Были речи, тихие и громкие, с надрывом и слезой, была печаль светлая и дождливая, частная и всеобщая, неподдельная, воистину святая печаль. Оплакивали учителя, не просто «читавшего» предмет или проповедовавшего милосердие, но — являвшего это милосердие отчетливым, конкретным путем: жертвованием собой ради других, своим временем, знаниями, престижем, наконец собственным сердцем, которое и разрушилось преждевременно, так как не возлежало на уютном дачном диванчике, не вкушало пчелкин медок с приусадебного улья, а все это время болело… болело людскими хворями, исповедовало благороднейшее из беспокойств — любовь к ближнему, любовь к страждущему, при упоминании о которой в последнее время многие из нас стали не только скучать, но и морщить нос, а то и откровенно посмеиваться над этой «боженькиной» любовью.

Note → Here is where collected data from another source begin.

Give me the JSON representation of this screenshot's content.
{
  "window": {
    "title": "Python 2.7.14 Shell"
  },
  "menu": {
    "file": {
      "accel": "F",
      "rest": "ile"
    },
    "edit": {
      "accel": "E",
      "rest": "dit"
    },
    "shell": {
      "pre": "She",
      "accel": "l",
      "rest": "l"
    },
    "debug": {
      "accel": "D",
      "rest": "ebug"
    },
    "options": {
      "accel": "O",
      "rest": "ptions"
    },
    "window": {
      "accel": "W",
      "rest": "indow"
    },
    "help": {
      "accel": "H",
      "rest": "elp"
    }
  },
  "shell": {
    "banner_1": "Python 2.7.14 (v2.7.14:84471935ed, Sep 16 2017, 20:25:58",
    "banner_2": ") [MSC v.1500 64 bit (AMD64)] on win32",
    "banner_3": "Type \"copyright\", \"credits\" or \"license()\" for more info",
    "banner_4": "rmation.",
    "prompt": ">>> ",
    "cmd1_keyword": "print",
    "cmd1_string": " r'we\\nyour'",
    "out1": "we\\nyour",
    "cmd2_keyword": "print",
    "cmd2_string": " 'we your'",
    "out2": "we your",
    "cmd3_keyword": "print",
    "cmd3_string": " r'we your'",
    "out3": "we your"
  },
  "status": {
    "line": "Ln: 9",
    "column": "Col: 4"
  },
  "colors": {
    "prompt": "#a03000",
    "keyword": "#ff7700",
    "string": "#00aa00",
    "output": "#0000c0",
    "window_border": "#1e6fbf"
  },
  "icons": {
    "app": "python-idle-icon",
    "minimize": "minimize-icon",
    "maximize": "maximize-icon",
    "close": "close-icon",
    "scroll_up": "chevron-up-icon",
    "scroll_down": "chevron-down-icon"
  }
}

Смею предположить, что под бетонными сводами ленинградского крематория никогда еще не звучали подобные надгробные речи — речи, в которых то и дело мелькали «запретные», жалкие словечки «рюмка», «пьянка», «бормотуха», «алкаш», «докатился», «запой», «антабус»… Было в этих надгробных речах, помимо естественной скорби, нечто клятвенное, священное, люди как бы цеплялись за уходящий (вот-вот опустят на подъемнике в «преисподнюю» крематория) образ дорогого им человека, хватались мысленно, как за спасательный круг, который на глазах неминуемо должен был пойти ко дну.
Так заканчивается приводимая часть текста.